On 3/15/2012 10:38 AM, Eric Riebling wrote:
I have a pipeline with it's own type system.
I also have deserialized, annotated CASes on disk with a different type system.
Suppose I want an Analysis Engine in the pipeline to read in the deserialized
CASes in order to obtain annotations and 'do things with them'
I understand some limitations in the UIMA framework prevent this, but
could it be done by making the first type system include that of the
CASes to deserialize?
Yes, I think so.
Also, it would necessitate creating new CASes within the Analysis Engine.
I could think of several approaches, and have tried some without success:
* Create a new, 'temporary' View in the AE's process() method, obtain a
JCas, obtain it's CAS, and use that to store the deserialized CASes
(seems to mangle the original CAS and break downstream AEs in the pipeline,
and seems to not be able to find any annotations in the deserialized CAS)
This won't work. The deserialize method effectively "resets" the CAS before
loading it.
A view is not a new CAS; it is a new view of the same CAS.
* Use the CAS in the process() method to store the deserialized CASes
(also mangles the original CAS, breaks downstream AEs, but DOES
permit obtaining annotations from the deserialized CASes)

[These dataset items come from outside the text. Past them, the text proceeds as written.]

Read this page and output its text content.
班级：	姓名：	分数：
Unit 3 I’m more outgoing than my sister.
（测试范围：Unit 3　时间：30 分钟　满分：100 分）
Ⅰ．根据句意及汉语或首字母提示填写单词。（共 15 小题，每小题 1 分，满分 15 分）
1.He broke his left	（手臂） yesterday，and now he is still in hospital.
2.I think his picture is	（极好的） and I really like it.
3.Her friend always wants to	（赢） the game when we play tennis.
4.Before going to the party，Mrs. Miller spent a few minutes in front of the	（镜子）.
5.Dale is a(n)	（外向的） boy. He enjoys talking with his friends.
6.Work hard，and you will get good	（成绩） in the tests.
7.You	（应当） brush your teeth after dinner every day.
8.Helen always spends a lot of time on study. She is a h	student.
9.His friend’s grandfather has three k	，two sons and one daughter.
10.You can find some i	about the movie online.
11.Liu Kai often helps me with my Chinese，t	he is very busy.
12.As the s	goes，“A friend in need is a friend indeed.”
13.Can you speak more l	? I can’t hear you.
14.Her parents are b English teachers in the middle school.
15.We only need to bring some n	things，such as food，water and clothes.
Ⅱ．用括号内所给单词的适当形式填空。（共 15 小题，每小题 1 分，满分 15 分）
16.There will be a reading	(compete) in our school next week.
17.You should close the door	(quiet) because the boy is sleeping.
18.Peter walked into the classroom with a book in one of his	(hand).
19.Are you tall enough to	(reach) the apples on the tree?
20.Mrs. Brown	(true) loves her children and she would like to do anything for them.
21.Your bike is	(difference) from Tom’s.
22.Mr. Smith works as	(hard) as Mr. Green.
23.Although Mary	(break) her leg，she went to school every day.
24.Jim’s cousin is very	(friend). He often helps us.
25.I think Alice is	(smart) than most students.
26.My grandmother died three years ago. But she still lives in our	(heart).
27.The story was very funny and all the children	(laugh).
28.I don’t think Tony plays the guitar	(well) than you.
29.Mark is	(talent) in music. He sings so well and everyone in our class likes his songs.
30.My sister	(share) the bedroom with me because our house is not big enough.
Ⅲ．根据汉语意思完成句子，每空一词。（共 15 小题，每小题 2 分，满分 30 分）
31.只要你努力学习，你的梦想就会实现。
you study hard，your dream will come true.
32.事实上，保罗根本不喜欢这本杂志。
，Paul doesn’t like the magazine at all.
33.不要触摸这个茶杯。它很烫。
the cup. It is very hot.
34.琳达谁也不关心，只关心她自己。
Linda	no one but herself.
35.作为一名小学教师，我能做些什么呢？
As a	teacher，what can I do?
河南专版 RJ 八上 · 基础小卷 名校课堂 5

Right, deserializing into an existing CAS resets it in flight.
* Make the Analysis Engine be a CAS Multiplier, and deserialize into
a CAS created with createEmtpyCas()
(I haven't tried this yet)
Yes, this is the way to get a separate CAS instance to deserialize into. It's
how Collection Readers do it.
-Marshall
It's kind of a use case for a hybrid Component that behaves in some ways like
an AE (has a process() method), in some ways like XMI Collection Reader, and
in some ways like a CAS Multiplier.
But it's a useful use case! It is also a very bizarre one becuase you could
almost think of it as a pipeline within a pipeline, which processes a set
of deserialized annotated XMI documents, within a pipeline that processes ...
in our case, a Question Answering system with question keyterms,
ranked lists of documents and answer candidates.